This is the mail archive of the
gcc-patches@gcc.gnu.org
mailing list for the GCC project.
Re: [PING^3] [PATCH] [AArch64, NEON] Improve vmulX intrinsics
- From: James Greenhalgh <james dot greenhalgh at arm dot com>
- To: Jiangjiji <jiangjiji at huawei dot com>
- Cc: Kyrylo Tkachov <Kyrylo dot Tkachov at arm dot com>, "gcc-patches at gcc dot gnu dot org" <gcc-patches at gcc dot gnu dot org>, Richard Earnshaw <Richard dot Earnshaw at arm dot com>, "Yangfei (Felix)" <felix dot yang at huawei dot com>, Marcus Shawcroft <Marcus dot Shawcroft at arm dot com>
- Date: Tue, 5 May 2015 07:37:15 +0100
- Subject: Re: [PING^3] [PATCH] [AArch64, NEON] Improve vmulX intrinsics
- Authentication-results: sourceware.org; auth=none
- References: <B34C25384B9D7A428FF276D3AE7D6BDC7B4FE913 at nkgeml511-mbx dot china dot huawei dot com> <55017C2F dot 6080302 at arm dot com> <B34C25384B9D7A428FF276D3AE7D6BDC7B50CDC6 at nkgeml511-mbx dot china dot huawei dot com>
On Sat, Apr 11, 2015 at 11:37:47AM +0100, Jiangjiji wrote:
> Hi,
> This is a ping for: https://gcc.gnu.org/ml/gcc-patches/2015-03/msg00772.html
> Regtested with aarch64-linux-gnu on QEMU.

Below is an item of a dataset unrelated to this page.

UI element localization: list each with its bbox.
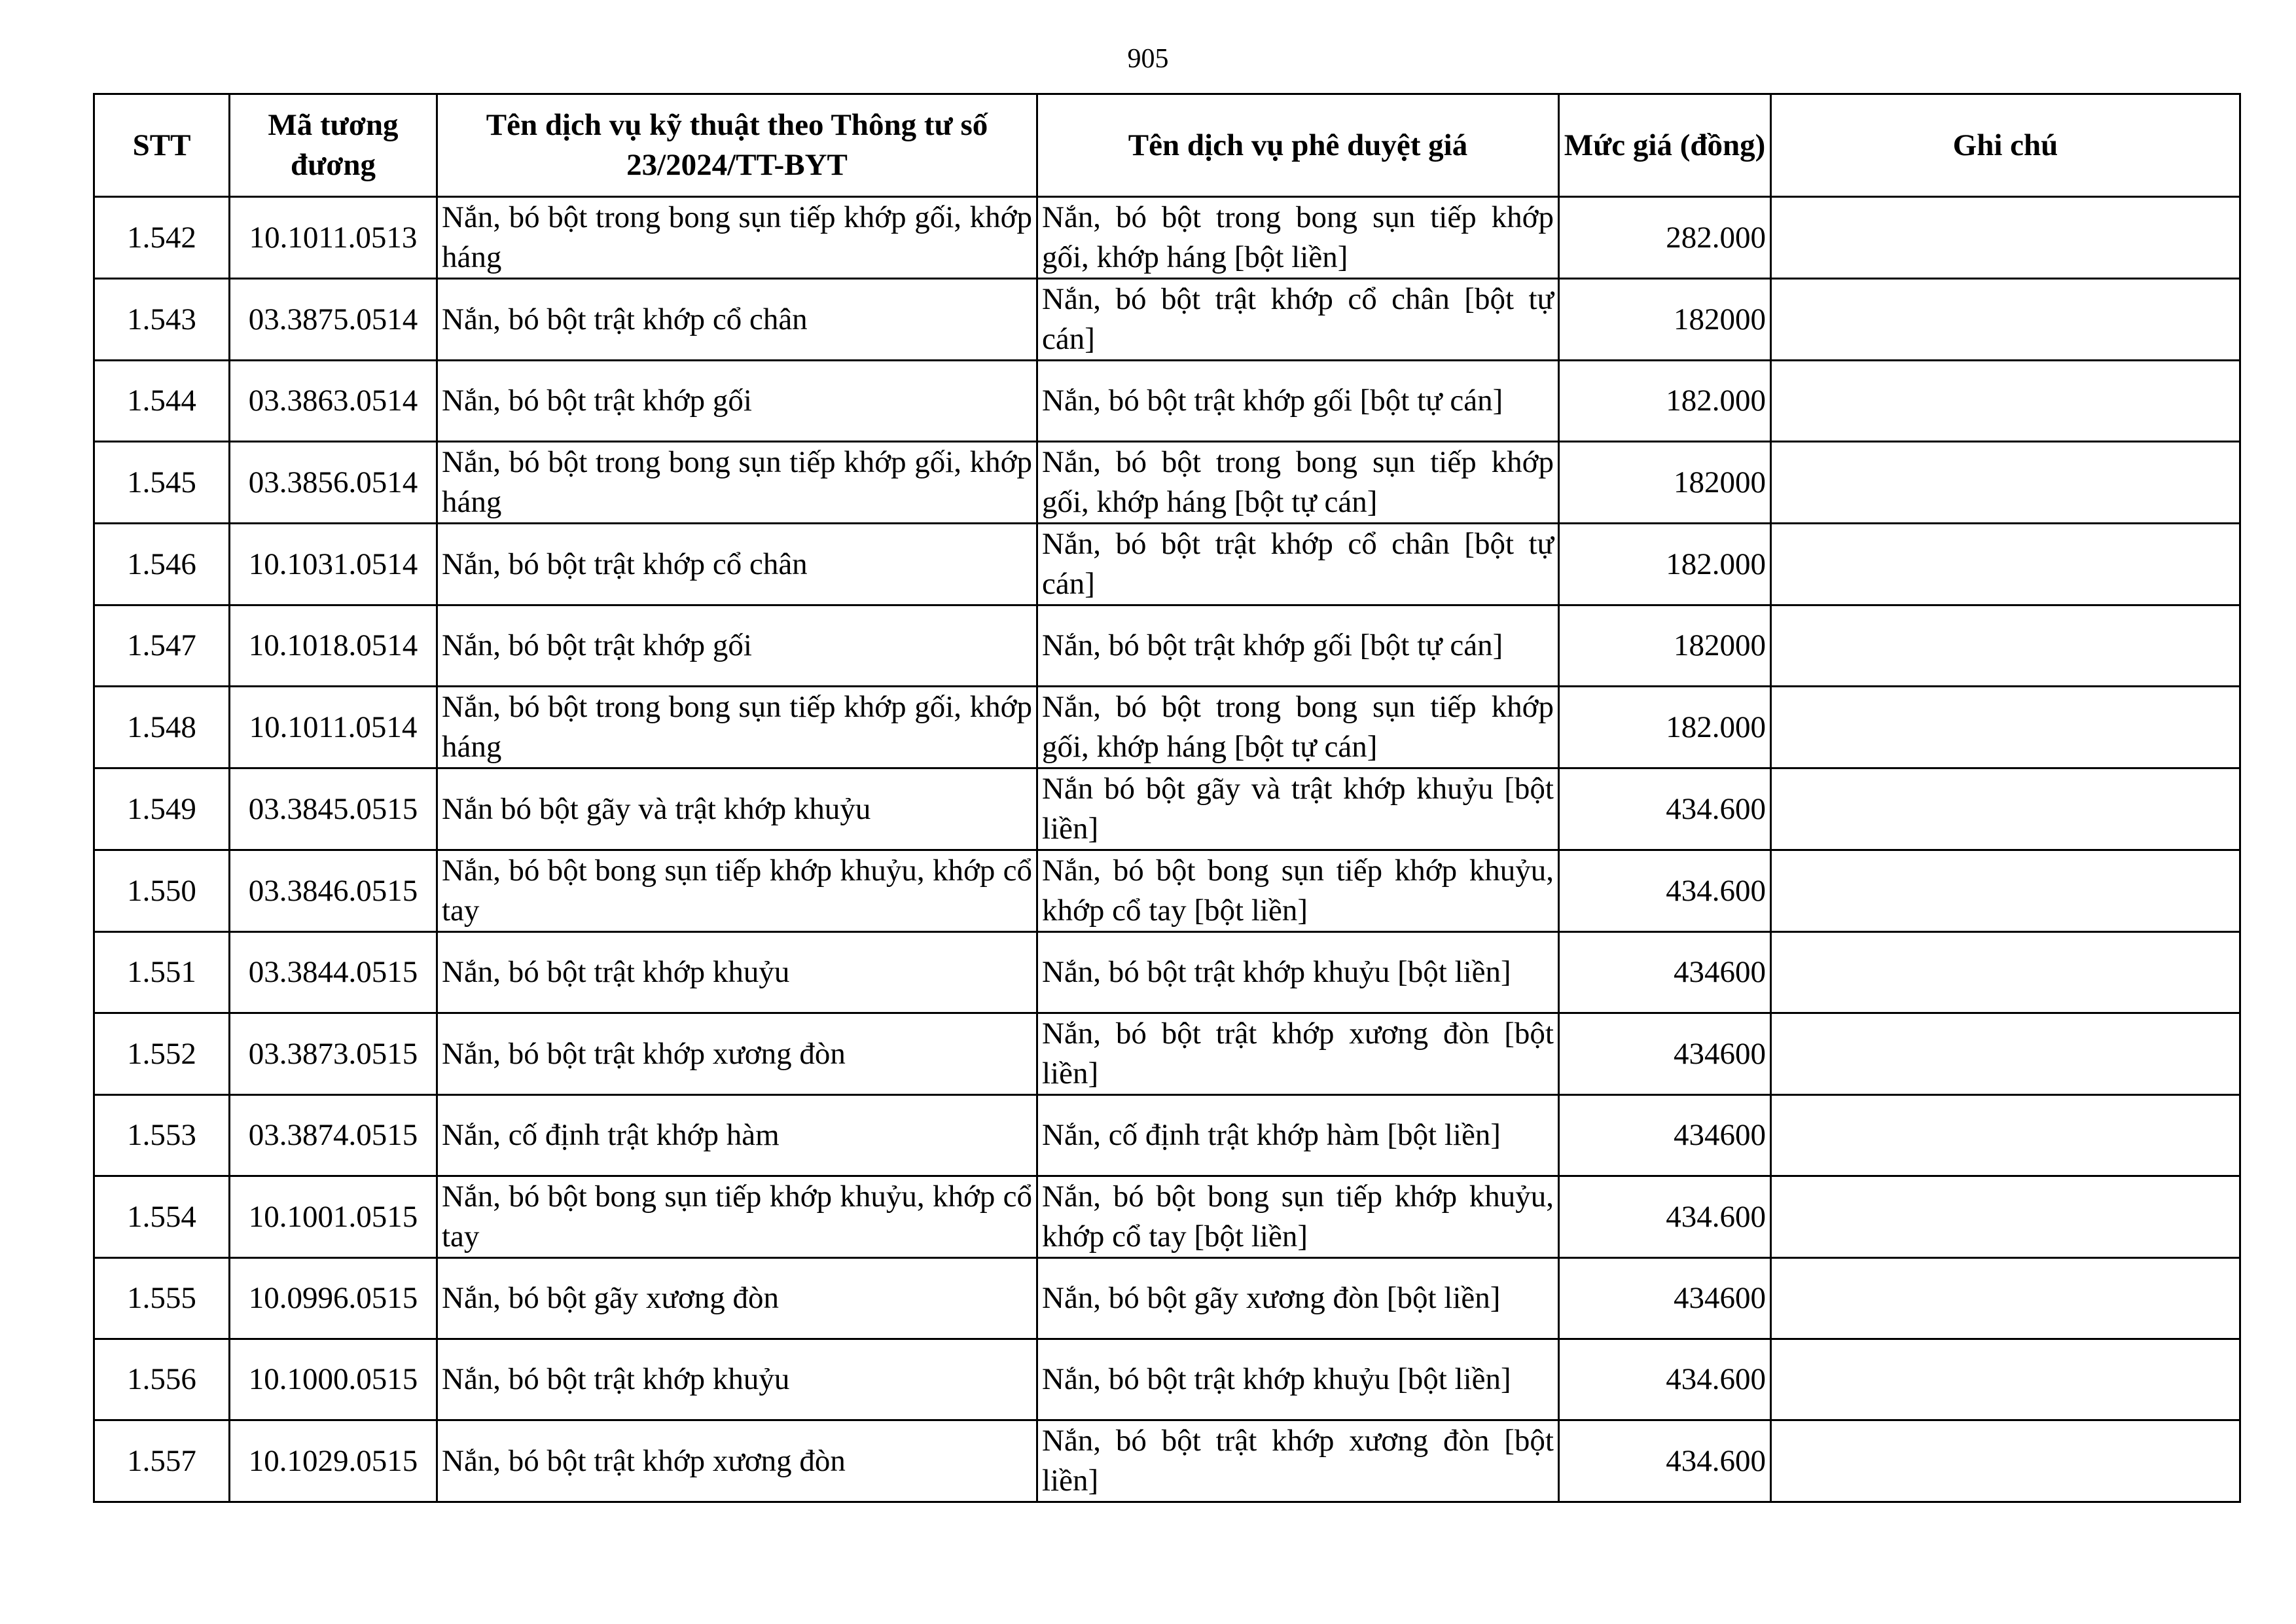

> This patch has no regressions for aarch64_be-linux-gnu big-endian target too.
> OK for the trunk?
>
> Thanks.
> Jiang jiji
>
>
> ----------
> Re: [PING^2] [PATCH] [AArch64, NEON] Improve vmulX intrinsics
>
> Hi, Kyrill
> Thank you for your suggestion.
> I fixed it and regtested with aarch64-linux-gnu on QEMU.
> This patch has no regressions for aarch64_be-linux-gnu big-endian target too.
> OK for the trunk?
Hi Jiang,
I'm sorry that I've taken so long to get to this, I've been out of office
for several weeks. I have one comment.
> +__extension__ static __inline float32x2_t __attribute__ ((__always_inline__))
> +vmul_n_f32 (float32x2_t __a, float32_t __b)
> +{
> + return __builtin_aarch64_mul_nv2sf (__a, __b);
> +}
> +
For vmul_n_* intrinsics, is there a reason we don't want to use the
GCC vector extension syntax to allow us to write these as:
__extension__ static __inline float32x2_t __attribute__ ((__always_inline__))
vmul_n_f32 (float32x2_t __a, float32_t __b)
{
return __a * __b;
}
It would be great if we could make that work.
Thanks,
James